The 14,390-square-foot adaptive reuse project, first reported in an exclusive at PIN-UP magazine, is housed within one of the ubiquitous raw concrete suburban office parks located in Calabasas, California, on the outskirts of Los Angeles. Designed by longtime West collaborator Perron, the equal-parts rough and minimal office spaces contain a mix of production facilities for West’s Yeezy-brand clothing line, a recording studio, and meeting spaces, among other uses. Perron has worked with West for over a dozen years on a variety of design projects, including concert stage designs, album covers, and fashion shows, and has a long resume loaded with collaborative design projects for other musicians and celebrities, including Kendrick Lamar, Rihanna, Florence and the Machine, and Tame Impala.
Included in the facilities are a room lined with black-painted wooden shelves that extend seamlessly into a glass-enclosed meeting room.
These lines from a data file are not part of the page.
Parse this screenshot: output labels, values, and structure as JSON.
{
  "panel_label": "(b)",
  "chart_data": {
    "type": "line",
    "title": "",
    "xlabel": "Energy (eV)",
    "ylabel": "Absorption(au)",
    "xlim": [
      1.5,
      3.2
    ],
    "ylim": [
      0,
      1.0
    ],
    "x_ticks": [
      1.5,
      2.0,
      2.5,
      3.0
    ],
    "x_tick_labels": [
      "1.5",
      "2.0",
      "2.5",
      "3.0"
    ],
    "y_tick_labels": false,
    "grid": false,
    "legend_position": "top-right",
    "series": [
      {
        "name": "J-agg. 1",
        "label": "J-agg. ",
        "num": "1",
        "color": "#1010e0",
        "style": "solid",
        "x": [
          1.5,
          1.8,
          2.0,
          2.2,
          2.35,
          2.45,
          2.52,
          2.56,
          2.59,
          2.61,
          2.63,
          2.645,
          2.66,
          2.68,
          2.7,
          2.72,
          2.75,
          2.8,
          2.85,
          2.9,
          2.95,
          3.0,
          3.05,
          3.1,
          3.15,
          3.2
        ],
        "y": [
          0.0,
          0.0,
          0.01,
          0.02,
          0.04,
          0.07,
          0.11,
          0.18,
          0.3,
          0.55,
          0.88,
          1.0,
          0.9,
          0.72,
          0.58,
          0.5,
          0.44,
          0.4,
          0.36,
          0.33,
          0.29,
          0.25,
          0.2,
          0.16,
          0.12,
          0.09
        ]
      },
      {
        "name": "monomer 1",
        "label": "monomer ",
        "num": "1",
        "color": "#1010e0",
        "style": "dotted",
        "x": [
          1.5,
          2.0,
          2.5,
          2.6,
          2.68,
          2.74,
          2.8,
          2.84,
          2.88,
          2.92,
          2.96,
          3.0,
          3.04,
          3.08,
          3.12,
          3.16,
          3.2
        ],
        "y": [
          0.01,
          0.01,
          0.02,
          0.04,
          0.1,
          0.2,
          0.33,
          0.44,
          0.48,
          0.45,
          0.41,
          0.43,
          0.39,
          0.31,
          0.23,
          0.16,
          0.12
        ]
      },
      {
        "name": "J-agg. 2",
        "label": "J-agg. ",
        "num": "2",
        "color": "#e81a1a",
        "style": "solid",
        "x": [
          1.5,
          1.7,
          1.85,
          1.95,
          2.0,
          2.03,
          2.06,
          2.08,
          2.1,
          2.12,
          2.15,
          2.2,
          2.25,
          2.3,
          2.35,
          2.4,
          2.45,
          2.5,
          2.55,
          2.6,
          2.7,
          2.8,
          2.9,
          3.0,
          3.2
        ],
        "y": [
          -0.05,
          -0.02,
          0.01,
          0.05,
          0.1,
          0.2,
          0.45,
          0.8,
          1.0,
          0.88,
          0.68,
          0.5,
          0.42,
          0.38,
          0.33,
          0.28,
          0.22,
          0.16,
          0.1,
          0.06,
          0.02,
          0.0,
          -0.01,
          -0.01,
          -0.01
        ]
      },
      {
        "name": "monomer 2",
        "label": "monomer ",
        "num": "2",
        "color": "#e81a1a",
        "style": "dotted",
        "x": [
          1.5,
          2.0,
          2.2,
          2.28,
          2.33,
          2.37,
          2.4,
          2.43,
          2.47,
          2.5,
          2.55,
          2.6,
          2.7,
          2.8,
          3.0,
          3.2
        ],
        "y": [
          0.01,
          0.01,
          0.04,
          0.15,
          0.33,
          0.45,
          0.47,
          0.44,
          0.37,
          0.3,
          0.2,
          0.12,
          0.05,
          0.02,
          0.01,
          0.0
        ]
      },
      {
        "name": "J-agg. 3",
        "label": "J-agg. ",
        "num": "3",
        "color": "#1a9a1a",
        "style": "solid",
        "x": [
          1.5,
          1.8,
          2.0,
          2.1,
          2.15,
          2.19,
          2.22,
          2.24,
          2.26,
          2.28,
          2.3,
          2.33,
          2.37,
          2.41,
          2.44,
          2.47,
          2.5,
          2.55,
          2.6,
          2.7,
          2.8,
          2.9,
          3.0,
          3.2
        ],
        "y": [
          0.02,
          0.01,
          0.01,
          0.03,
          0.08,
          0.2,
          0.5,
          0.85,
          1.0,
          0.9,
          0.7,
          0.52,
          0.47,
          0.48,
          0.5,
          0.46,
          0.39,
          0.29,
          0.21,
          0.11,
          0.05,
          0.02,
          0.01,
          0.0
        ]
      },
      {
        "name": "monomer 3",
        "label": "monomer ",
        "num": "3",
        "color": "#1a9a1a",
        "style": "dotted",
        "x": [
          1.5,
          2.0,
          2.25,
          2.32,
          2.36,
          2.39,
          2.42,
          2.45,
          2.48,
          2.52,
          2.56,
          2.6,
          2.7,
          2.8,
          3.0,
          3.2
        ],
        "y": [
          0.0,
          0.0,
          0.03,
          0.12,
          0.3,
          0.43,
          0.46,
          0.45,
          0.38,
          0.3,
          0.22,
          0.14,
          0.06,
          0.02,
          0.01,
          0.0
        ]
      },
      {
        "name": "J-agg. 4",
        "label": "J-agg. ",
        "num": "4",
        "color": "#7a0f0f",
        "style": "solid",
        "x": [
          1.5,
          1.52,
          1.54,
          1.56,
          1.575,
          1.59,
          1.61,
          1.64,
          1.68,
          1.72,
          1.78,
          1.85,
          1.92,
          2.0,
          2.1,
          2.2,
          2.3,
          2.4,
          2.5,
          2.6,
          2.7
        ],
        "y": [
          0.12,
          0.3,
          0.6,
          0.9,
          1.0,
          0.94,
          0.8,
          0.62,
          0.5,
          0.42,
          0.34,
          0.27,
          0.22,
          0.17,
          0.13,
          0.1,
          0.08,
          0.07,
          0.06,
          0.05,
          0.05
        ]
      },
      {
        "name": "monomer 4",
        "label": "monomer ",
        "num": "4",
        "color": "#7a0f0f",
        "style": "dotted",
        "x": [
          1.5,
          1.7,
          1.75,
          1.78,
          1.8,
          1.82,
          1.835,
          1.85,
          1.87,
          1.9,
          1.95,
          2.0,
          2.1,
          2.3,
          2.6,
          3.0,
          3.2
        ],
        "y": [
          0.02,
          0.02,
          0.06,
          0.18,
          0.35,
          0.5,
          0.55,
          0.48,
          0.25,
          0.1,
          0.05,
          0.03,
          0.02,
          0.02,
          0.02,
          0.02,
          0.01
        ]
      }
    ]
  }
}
The shelves are supplemented by chunky wooden tables that can be found throughout the premises. The black plywood and MDF tables show up again in a meeting room, where they compliment collections of cast concrete benches inspired by steel highway supports, and in a conference area and lounge, where the benches work as coffee tables for an oversized, 30-foot-long off-white sofa. The large room is bisected by a pair of columns, grounded by polished concrete floors, and is populated by three sets of worktables and eight all-black display boards.
The multi-monochromatic spaces echo West’s collaborations with Axel Vervoordt for the rapper’s nearby home in Hidden Hills and speak to an interest on the part of West to mix and match visual modes. This sensibility, always present in West’s music, is also on display in the various Yeezy clothing lines, which blend a sort of dystopic thrift store aesthetic with riffs on high-end, ready-to-wear, and throw-back fashions.
Perron told PIN-UP that the facilities were “the very beginning of the utopia,” nodding not just to West’s totalizing aesthetics but also to the artist’s ongoing interest in architectural design.
West recently announced the intention to start up a so-called “Yeezy Home” arm of his eponymous creative studio. The endeavor will aim to include architectural and urban design in West’s growing collaborative art practice, which already includes music, film, fashion, and performance art initiatives.